Bill Northey, senior investment director at U.S. Bank Wealth Management, said in a note to Insider that the labor report was in line with expectations and will do little to discourage the Federal Reserve from pursuing tighter monetary policy.

On a year-over-year basis, wages continue to rise. The Federal Reserve will use this as an additional input to address more durable levels of inflation. Consumer price inflation is close to 8%.

The US indexes were at 4:00 p.m. on Friday.

As the labor market looks healthy enough for now to take on higher borrowing rates, bond yields rose as investors continued to price in expectations for the Fed to deliver big rate hikes. At some of its meetings this year, the Fed could raise interest rates by 50 basis points.

The 2-year yield charged up 13 basis points to a high of 2.469%, which is the most sensitive rate to Fed policy.

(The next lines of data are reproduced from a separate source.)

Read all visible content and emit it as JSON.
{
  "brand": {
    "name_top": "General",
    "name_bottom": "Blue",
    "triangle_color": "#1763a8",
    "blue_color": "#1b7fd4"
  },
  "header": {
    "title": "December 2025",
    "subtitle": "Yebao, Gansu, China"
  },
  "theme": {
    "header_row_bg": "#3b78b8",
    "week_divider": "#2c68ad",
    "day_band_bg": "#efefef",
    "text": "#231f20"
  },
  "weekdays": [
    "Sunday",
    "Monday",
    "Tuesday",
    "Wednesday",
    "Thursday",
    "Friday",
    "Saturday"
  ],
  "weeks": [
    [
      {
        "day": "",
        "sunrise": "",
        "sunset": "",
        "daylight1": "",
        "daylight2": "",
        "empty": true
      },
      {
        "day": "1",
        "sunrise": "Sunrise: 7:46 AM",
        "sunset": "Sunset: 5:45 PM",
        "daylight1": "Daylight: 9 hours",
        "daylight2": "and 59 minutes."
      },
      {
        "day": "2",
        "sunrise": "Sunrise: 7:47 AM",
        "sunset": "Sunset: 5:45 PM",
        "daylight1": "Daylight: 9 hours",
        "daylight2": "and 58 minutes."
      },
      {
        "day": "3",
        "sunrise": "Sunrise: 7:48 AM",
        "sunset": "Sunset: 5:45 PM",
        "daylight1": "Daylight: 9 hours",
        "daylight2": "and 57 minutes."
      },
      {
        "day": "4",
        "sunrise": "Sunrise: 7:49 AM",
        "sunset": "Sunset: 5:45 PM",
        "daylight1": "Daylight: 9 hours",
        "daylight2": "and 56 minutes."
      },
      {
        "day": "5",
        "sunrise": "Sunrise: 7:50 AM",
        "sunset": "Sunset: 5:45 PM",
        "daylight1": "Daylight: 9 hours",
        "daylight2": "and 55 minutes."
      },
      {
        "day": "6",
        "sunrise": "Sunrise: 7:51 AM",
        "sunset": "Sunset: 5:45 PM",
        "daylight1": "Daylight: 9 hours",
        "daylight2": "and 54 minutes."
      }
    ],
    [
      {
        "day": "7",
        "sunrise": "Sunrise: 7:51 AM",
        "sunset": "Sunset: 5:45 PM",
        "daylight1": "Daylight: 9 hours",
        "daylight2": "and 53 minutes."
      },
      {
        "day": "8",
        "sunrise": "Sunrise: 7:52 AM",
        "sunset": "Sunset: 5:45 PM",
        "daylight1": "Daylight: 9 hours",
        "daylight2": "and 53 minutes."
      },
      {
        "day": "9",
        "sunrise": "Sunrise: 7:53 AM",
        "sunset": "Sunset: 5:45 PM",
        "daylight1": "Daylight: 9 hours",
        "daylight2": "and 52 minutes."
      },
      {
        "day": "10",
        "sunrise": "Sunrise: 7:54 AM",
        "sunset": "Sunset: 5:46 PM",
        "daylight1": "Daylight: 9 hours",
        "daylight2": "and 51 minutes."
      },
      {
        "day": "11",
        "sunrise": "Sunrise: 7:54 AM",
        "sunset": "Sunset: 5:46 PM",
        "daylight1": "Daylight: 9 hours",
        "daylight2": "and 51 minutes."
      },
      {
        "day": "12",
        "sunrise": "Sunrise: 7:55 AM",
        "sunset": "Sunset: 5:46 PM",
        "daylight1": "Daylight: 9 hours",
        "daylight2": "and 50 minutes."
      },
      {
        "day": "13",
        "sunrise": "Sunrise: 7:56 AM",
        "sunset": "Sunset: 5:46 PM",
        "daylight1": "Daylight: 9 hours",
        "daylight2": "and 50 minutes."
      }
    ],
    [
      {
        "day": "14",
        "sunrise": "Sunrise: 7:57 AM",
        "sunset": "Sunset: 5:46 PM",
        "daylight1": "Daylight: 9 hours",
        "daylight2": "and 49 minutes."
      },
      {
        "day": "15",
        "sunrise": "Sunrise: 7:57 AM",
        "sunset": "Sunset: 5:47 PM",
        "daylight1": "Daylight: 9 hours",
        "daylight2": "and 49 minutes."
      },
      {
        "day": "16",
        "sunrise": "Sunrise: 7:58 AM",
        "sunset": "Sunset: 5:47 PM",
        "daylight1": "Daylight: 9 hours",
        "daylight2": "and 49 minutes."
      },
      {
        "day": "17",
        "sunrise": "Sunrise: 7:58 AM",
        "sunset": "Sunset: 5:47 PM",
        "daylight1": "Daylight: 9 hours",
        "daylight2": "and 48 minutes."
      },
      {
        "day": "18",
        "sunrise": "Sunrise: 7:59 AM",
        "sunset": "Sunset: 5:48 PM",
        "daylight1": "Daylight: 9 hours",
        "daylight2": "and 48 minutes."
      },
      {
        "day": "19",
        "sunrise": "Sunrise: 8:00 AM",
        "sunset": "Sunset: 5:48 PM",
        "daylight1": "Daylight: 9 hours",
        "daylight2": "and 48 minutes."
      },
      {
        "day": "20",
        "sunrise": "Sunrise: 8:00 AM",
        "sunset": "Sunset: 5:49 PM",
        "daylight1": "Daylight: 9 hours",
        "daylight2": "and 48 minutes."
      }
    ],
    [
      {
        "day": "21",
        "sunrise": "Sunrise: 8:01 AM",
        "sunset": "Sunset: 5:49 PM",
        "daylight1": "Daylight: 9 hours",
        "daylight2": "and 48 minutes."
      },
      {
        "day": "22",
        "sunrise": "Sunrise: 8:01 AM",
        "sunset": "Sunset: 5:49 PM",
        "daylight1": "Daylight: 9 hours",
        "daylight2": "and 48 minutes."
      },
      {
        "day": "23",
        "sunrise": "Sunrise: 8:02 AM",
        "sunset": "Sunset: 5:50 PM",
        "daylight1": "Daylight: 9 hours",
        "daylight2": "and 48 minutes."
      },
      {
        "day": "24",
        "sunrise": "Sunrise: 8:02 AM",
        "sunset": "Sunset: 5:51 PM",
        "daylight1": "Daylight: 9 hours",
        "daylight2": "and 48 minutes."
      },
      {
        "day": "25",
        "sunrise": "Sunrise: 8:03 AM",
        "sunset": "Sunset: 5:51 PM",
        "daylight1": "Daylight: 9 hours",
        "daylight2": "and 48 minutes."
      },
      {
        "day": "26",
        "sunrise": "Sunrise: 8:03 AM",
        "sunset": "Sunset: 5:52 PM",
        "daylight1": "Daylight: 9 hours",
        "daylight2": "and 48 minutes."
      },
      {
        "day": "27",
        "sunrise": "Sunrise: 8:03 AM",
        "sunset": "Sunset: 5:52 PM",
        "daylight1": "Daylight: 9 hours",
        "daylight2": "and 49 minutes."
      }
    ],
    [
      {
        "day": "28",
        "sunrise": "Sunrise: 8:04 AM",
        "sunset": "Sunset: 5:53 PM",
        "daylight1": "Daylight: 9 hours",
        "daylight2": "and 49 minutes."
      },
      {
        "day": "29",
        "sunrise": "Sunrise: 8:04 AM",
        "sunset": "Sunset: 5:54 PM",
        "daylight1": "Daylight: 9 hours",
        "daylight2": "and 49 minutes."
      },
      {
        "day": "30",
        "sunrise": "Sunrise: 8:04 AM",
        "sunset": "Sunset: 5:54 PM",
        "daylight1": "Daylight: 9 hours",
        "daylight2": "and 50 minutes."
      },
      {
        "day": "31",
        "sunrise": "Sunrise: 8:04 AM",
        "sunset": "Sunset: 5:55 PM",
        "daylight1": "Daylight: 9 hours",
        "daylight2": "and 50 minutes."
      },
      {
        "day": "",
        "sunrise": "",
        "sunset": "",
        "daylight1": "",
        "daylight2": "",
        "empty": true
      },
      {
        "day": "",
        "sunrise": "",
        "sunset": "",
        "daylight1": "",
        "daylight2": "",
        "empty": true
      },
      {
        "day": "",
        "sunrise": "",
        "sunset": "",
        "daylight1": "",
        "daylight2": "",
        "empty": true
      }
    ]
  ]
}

The yield curve inverted again after briefly flipping earlier in the week, as the 2-year yield overtook the 10-year yield.

Beijing is considering giving US accounting firms access to their financials to prevent the delisting of Chinese stocks.

Russia is expected to rake in $321 billion from energy exports this year as trade partners continue buying its oil and gas.

The dollar is at risk of losing its dominance and could end up being a lesser player like the UK pound, according to Goldman.

The SEC said that platforms that hold customers must treat them as their own assets and liabilities.

President Joe Biden announced releases from the Strategic Petroleum Reserve. The price of West Texas Intermediate crude declined. The international benchmark for crude oil lost 4.8% at $104.55.

The price of gold fell to $1,927.70 per ounce. The price of the digital currency rose 1.9% to $46,380.87.